Back-leading
Beginner Level
The foundation — what every new dancer needs to know
Back-leading is when the follower anticipates and executes before the lead arrives — the most common bad habit that masquerades as good dancing.
Beginner focus
If you're a new follower, you might not back-lead yet because you don't know any patterns to anticipate. This is actually an advantage — stay in this 'empty cup' mindset. Your only job is to respond to what you feel through the connection. If you don't feel a lead for a turn, don't turn. If you do feel it, turn. Trust the lead, not your prediction.
Tips
- •Practice following with eyes closed. Without visual prediction, you're forced to rely on physical signals only.
- •Dance with leaders below your level.

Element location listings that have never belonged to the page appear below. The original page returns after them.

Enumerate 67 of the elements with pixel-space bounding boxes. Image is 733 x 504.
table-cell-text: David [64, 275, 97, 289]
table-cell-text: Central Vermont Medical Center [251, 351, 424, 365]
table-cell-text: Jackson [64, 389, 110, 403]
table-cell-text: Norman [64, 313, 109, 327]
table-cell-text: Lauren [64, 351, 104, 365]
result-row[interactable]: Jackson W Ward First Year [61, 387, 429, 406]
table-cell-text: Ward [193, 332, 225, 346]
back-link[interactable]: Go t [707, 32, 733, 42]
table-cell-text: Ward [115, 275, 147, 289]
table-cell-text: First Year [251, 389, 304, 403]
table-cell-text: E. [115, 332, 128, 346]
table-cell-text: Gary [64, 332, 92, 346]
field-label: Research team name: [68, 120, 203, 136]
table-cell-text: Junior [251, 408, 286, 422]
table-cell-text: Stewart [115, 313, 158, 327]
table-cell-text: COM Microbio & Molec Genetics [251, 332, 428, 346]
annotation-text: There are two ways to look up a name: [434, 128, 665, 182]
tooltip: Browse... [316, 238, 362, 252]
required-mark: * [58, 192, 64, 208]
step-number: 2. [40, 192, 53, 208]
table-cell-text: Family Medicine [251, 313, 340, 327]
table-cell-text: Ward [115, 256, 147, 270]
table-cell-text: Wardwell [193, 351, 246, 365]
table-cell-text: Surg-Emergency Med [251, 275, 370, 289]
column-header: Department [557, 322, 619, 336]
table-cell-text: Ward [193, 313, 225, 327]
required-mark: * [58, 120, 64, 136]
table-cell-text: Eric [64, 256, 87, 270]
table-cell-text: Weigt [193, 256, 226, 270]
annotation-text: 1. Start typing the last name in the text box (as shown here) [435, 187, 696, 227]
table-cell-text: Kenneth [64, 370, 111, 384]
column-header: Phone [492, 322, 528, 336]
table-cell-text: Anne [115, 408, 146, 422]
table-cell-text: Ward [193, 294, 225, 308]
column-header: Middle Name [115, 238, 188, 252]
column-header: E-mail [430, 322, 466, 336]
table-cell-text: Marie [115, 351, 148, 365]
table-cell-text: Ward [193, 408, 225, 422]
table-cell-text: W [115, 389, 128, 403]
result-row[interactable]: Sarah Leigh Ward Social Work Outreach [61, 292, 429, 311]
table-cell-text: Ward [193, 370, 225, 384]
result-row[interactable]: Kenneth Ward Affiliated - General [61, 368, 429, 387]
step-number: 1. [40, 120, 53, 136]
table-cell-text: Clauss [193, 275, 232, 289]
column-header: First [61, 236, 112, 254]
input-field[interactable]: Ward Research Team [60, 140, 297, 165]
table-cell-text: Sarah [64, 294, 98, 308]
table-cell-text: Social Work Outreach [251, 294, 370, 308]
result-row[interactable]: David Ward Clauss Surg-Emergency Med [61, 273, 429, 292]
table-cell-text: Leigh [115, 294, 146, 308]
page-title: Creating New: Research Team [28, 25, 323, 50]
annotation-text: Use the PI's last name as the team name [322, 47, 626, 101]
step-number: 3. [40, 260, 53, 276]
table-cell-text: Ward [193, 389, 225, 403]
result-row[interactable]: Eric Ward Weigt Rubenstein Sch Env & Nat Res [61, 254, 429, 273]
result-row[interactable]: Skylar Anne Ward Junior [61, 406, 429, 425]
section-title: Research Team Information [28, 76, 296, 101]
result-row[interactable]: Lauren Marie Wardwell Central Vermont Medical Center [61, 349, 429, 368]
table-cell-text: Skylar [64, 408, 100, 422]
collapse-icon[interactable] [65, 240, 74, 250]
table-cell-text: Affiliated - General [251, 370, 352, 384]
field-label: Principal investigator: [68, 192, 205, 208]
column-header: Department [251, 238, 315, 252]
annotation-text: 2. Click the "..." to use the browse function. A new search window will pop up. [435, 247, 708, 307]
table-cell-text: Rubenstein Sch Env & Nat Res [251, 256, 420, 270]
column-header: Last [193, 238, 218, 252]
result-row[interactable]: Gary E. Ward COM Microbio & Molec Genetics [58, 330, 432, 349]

If you can follow a clear lead from a beginner without adding your own agenda, your following is genuine.
- •When you catch yourself back-leading, don't be harsh — just pause internally, reset to neutral, and wait for the next signal.
Common mistakes
- •Starting turns at the beginning of every phrase because 'that's when turns happen' — wait for the lead
- •Completing a combination automatically when you recognize the opening moves — maybe the leader has a different plan
- •Tensing up in preparation for what you think is coming — this resistance changes the leader's signal quality
Practice drill
The 'surprise drill': Ask a leader to deliberately break patterns. Start what feels like a cross-body lead but redirect into a basic. Start what feels like a right turn but convert it to a left turn. As the follower, your job is to follow what actually happens, not what you expected. Every surprise that catches you is a back-lead you didn't know you had.